In total, 28 Palestinians, including 10 children, have died, according to the enclave’s health ministry, and two Israeli women died and scores other were wounded inside Israel, where air sirens blared in nearby towns almost continuously.

In the southern Israeli city of Ashkelon, an empty school was bombed. Local media reported four members of the same family, including an 8-year-old and an 11-year-old, were wounded by shrapnel.
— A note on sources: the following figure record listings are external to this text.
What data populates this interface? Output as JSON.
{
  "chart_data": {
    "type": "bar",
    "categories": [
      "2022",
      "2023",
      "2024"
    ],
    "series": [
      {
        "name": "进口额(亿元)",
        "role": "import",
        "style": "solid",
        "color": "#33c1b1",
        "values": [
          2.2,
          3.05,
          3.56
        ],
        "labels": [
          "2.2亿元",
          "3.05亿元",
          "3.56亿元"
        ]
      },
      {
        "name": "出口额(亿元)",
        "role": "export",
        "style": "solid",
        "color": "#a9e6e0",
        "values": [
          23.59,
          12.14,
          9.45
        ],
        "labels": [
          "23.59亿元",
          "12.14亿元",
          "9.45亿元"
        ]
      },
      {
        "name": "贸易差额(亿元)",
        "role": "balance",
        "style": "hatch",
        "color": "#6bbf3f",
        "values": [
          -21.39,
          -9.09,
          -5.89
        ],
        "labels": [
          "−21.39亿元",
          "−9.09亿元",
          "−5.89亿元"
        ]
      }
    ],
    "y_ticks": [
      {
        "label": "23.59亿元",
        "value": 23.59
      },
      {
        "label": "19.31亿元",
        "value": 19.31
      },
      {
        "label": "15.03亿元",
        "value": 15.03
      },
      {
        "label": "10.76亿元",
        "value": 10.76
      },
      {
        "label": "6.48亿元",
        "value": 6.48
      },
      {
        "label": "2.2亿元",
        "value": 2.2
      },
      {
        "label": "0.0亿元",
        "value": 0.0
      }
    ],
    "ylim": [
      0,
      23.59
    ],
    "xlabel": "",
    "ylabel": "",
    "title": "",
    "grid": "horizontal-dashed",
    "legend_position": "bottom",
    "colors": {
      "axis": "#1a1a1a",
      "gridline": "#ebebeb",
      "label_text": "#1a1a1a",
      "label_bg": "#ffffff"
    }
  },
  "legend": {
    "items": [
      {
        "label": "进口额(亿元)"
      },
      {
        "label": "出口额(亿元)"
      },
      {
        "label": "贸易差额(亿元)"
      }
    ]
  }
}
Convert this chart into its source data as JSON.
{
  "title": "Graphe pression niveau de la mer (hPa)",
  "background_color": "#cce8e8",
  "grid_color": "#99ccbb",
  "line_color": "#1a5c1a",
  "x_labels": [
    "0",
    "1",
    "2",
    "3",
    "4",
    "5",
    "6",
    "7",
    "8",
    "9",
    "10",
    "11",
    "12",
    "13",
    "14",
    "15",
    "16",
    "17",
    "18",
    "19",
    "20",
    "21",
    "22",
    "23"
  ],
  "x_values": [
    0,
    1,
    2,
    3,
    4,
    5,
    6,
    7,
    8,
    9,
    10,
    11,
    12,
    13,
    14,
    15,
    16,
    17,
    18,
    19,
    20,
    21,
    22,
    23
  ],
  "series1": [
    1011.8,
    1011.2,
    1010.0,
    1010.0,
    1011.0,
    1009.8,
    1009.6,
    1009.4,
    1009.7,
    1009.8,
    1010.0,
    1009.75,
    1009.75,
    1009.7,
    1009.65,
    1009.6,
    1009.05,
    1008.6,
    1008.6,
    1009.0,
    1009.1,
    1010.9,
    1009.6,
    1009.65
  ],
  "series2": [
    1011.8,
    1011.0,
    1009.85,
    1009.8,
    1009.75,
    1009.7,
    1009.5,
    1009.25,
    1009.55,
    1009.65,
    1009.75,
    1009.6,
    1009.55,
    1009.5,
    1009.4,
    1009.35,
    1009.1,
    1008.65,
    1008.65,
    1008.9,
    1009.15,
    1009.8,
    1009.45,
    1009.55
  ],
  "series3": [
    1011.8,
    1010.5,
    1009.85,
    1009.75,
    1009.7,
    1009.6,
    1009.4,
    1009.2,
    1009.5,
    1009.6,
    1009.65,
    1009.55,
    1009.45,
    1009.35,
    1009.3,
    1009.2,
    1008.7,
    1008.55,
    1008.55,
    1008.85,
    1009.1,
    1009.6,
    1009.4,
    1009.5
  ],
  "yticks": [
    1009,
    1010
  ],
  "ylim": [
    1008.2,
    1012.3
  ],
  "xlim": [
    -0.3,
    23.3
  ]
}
A medic for United Hatzalah, a volunteer-based emergency medical services agency, said he treated a woman in her 70s after her home in the city was hit. “The woman was in critical condition,” he said.

Across the Gaza Strip, families spent a full night and day shuddering inside.

Souad, 30, said it was terrifying. “We couldn’t sleep,” said Souad, who asked to give only her first name. “The children do not know what is happening.”

Abdel-Hamid Hamad said his nephew Hussein, 11, was killed on Monday in what residents said was an Israeli airstrike. He told Reuters the boy was collecting wood when he was hit.

“Gaza has had enough, and nothing makes a difference now. Our children are getting killed. What should we do?” Hamad told Reuters.

In Barzilai hospital in Ashkelon, an Israeli woman treated for injuries after her apartment was hit by a Palestinian rocket recalled moments of panic.

An air conditioner fell on her and one of her children during the night and a bathroom door fell on her husband’s head, the woman told Channel 13, which did not give her name.